È durata poco più di tre stagioni la carriera di Pato, soprannome che deriva da Pato Branco (tradotto, Papero bianco), città dove è nato. Tre stagioni in cui lo abbiamo visto segnare, esultare, mettere le basi di un futuro che sembrava luminoso.
Carlo Ancelotti, il suo primo allenatore al Milan, era pronto a scommettere: “Diventerà il migliore e vincerà il Pallone d’Oro“. E non aveva mica tutti i torti. Non ce l’avevano nemmeno in Brasile, convinti di aver trovato il degno erede di Ronaldo. Che, tra l’altro, giocò con lui in rossonero, ma per poco tempo.

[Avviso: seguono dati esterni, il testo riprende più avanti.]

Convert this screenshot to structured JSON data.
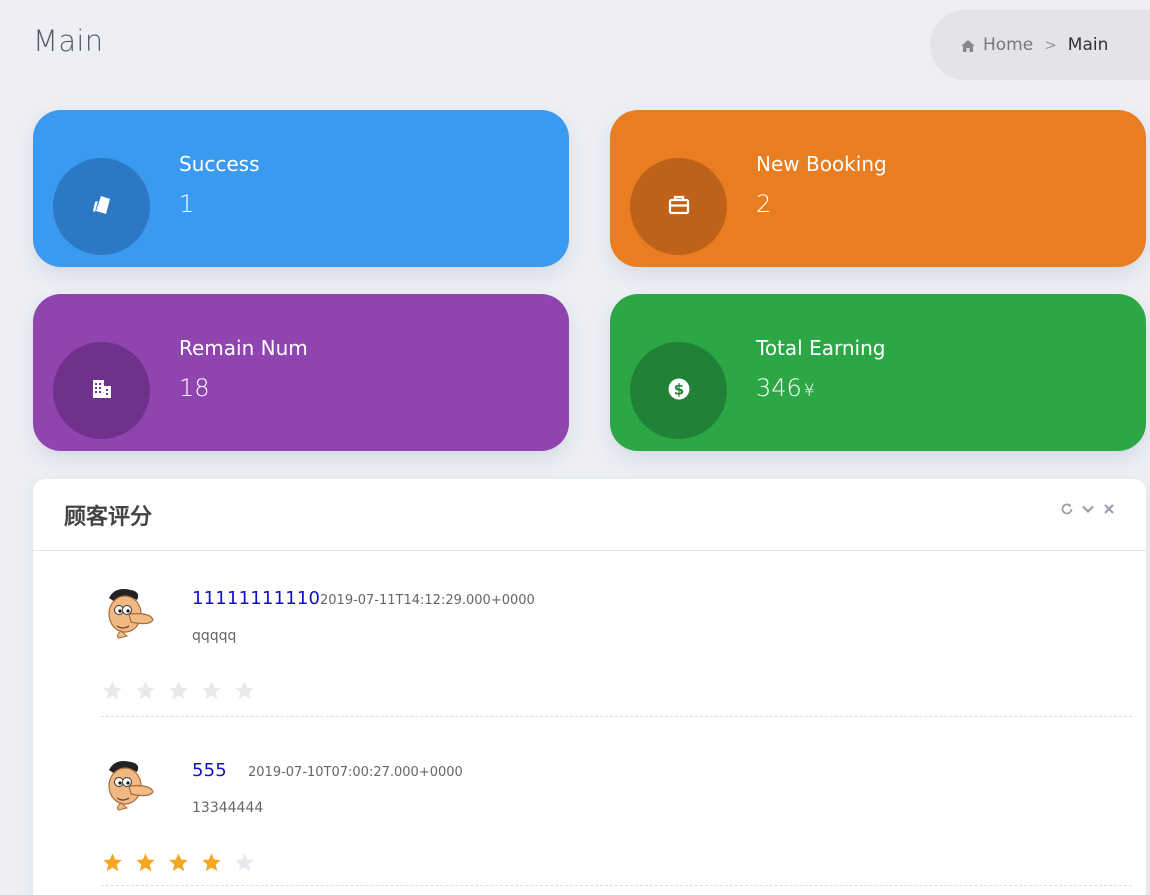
{
  "header": {
    "title": "Main",
    "breadcrumb": {
      "home_label": "Home",
      "current_label": "Main"
    }
  },
  "cards": [
    {
      "label": "Success",
      "value": "1",
      "unit": "",
      "icon": "ticket-icon",
      "color": "#3a9af0"
    },
    {
      "label": "New Booking",
      "value": "2",
      "unit": "",
      "icon": "briefcase-icon",
      "color": "#e87d22"
    },
    {
      "label": "Remain Num",
      "value": "18",
      "unit": "",
      "icon": "building-icon",
      "color": "#8f44b0"
    },
    {
      "label": "Total Earning",
      "value": "346",
      "unit": "¥",
      "icon": "dollar-circle-icon",
      "color": "#2ba845"
    }
  ],
  "reviews_panel": {
    "title": "顾客评分",
    "reviews": [
      {
        "name": "11111111110",
        "time": "2019-07-11T14:12:29.000+0000",
        "comment": "qqqqq",
        "rating": 0,
        "max_rating": 5
      },
      {
        "name": "555",
        "time": "2019-07-10T07:00:27.000+0000",
        "comment": "13344444",
        "rating": 4,
        "max_rating": 5
      }
    ]
  },
  "colors": {
    "star_on": "#f5a623",
    "star_off": "#e8e9ee",
    "name_link": "#1111cc"
  }
}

Inutile negarlo: Pato era destinato a diventare il più grande attaccante al mondo. Gli Dei del calcio lo avevano fornito bene, se non troppo. In particolare, gli avevano dato una capacità spaventosa di abbinare la qualità alla corsa. Il Milan lo comprò dall’International quando non era ancora maggiorenne: 22 milioni, non erano mai stati spesi così tanti soldi per uno tanto giovane.
I rossoneri poterono tesserarlo soltanto a gennaio 2008. Alla prima occasione buona, e cioè dopo lo stop di Natale, Ancelotti lo mandò subito in campo, da titolare, a San Siro contro il Napoli. Era il debutto del Ka-Pa-Ro, il super tridente brasiliano composto da Kakà, Ronaldo e, appunto, Pato. Dietro di loro anche Clarence Seedorf e Andrea Pirlo, proprio per non farci mancare nulla.

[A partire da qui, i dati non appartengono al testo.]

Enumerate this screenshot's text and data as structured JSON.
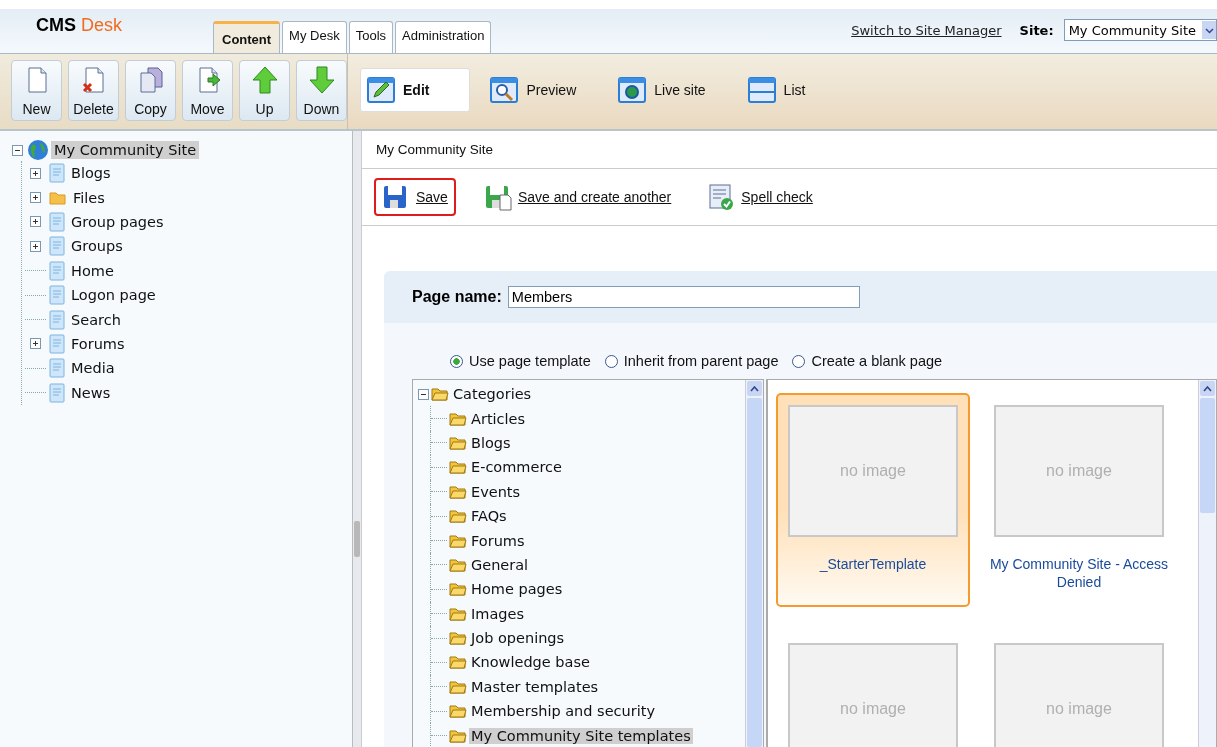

Al 74′ il ragazzo brasiliano segnò anche il primo gol, bellissimo. E indimenticabile. Perché quella rete segnava l’inizio di una nuova stella. E lo confermarono anche le partite e le stagioni successive, compresa quella dell’ultimo scudetto.

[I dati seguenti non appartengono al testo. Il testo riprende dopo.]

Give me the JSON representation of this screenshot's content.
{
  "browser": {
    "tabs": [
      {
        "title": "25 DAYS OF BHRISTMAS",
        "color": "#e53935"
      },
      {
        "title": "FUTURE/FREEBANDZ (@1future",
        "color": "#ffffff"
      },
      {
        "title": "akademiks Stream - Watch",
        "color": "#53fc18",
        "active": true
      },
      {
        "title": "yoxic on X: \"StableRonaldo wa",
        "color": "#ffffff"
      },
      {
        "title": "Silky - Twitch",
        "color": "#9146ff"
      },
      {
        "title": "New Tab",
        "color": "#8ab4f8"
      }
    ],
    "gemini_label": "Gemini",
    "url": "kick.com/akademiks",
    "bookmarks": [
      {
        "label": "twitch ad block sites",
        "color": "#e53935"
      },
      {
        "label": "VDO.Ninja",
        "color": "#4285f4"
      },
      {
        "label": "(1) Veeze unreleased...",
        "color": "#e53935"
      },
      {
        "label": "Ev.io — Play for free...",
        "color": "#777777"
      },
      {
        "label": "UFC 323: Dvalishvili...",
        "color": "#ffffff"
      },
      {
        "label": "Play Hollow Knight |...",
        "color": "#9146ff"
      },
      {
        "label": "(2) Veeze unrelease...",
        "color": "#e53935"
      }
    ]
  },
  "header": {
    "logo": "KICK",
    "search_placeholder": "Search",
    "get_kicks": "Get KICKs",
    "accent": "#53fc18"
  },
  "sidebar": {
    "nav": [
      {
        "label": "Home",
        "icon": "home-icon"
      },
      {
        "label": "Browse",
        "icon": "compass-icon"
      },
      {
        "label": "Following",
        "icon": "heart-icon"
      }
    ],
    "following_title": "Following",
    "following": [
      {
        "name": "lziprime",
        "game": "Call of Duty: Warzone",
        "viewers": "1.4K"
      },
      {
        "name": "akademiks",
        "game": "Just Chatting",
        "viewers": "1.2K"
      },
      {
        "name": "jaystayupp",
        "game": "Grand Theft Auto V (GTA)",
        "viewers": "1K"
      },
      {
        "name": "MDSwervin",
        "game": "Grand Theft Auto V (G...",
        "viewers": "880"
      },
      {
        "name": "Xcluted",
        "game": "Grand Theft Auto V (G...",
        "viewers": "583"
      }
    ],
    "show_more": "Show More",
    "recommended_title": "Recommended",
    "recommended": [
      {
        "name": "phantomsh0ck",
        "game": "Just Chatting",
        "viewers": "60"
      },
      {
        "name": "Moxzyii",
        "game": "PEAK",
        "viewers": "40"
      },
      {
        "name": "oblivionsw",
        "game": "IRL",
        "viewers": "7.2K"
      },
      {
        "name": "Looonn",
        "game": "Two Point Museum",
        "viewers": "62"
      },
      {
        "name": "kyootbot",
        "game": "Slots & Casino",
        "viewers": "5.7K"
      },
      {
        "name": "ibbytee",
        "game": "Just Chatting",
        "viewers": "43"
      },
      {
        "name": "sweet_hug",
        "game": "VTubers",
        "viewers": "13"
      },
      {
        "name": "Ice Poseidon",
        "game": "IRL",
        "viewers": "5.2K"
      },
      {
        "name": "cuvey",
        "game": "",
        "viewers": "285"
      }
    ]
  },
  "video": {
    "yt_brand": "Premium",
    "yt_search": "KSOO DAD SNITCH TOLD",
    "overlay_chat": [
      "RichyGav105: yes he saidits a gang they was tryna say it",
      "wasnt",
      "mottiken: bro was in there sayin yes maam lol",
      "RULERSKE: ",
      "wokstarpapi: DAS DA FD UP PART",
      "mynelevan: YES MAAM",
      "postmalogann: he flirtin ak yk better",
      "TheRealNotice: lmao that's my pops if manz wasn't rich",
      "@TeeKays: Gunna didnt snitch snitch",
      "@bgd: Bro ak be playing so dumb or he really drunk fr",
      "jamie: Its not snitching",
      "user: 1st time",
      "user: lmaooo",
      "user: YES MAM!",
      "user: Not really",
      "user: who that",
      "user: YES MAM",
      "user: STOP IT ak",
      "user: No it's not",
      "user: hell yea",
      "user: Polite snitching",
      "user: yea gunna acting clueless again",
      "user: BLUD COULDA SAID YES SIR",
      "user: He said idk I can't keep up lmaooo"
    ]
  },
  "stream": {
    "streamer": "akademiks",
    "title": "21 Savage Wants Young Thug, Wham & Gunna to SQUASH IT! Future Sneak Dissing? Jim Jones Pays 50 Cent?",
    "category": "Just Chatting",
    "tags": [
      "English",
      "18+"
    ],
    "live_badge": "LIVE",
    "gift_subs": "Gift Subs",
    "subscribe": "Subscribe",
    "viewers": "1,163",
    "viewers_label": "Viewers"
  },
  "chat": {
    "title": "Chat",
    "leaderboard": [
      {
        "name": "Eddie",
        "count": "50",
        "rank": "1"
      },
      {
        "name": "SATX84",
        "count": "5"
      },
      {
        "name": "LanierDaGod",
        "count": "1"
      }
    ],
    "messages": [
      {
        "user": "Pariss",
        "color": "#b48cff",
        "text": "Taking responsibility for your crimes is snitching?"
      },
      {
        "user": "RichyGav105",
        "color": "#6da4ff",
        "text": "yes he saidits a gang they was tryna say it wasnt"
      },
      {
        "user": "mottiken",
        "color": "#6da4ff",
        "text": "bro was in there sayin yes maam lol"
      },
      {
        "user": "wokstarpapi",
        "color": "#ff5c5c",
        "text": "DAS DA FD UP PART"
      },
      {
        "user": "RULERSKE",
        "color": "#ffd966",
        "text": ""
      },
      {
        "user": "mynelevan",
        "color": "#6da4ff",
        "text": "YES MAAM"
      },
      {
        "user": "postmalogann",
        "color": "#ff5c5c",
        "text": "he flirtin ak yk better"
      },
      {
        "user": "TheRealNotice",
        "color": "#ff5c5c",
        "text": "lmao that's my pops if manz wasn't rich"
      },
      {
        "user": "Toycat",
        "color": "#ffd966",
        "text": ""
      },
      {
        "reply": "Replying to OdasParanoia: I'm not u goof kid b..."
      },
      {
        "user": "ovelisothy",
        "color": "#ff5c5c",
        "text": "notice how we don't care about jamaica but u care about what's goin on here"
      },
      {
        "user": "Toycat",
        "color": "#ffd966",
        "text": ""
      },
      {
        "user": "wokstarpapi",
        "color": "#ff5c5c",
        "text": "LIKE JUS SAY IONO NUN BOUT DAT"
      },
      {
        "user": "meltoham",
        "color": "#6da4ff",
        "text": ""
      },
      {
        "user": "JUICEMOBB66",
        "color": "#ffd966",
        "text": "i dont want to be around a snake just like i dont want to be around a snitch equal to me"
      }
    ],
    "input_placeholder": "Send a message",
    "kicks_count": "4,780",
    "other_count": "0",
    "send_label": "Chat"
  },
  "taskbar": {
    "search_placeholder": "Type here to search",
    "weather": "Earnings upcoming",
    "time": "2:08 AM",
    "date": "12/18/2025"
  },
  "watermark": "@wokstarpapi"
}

Ha letteralmente infiammato i tifosi del Milan con le sue giocate e le sue reti. Soprattutto una, al Camp Nou, contro il fortissimo Barcellona di Pep Guardiola. Era il 13 settembre del 2001. Fischio d’inizio e, dopo 24 secondi, Pato tocca la palla e si lancia da solo nello spazio, gol (il quinto più veloce di sempre nella storia della Champions). Una roba da marziano.
Un altro 2-2, di nuovo in trasferta, ma in campionato. Un’altra magia di Pato. Che raccoglie il passaggio di Ronaldinho, brucia Mexes con uno scatto spaventoso e, in posizione defilata, batte il portiere con un dolcissimo scavetto. Una rete davvero sensazionale.
Come detto in apertura, Pato aveva una capacità di controllo palla in corsa pazzesco. E questo gli permetteva dribbling sul lungo, come nel caso di Mexes, ma era abilissimo anche nello stretto. Questo gol al Chievo Verona (allenato da Stefano Pioli), per tre punti fondamentali per lo scudetto del Milan, lo dimostra.
Straordinario in corsa, nel dribbling e lucido sotto porta. Non è finita, perché Pato, nonostante un corpo apparentemente gracile, avevo una forza nel tiro incredibile. Ne ha fatti tanti, ma ci piace ricordare questo qui. Non è una bella serata: il Milan si fa rimontare dal Werder Brema e saluta la Coppa UEFA, ma Pato fa un gol mitico.
Troppo difficile scegliere soltanto cinque gol. Pato al Milan ne ha segnati 63 in 150 partite, una media pazzesca. Tanti di questi davvero belli. Che, senza dubbio, avrebbero aiutato Pato a portarsi a casa qualche Pallone d’Oro, se tutto fosse andato come doveva andare.
E invece la storia ci ha consegnato un ragazzo prodigio, timido e introverso, che ha smesso di fare il calciatore troppo presto, falcidiato dagli infortuni e dalla sorte. La natura gli aveva dato tutto, gli eventi della vita gli hanno tolto tutto. I tifosi del Milan, pur rammaricati per come sono andate le cose, lo ricorderanno sempre con grande affetto. Perché diciamocelo: è impossibile non voler bene a Patinho.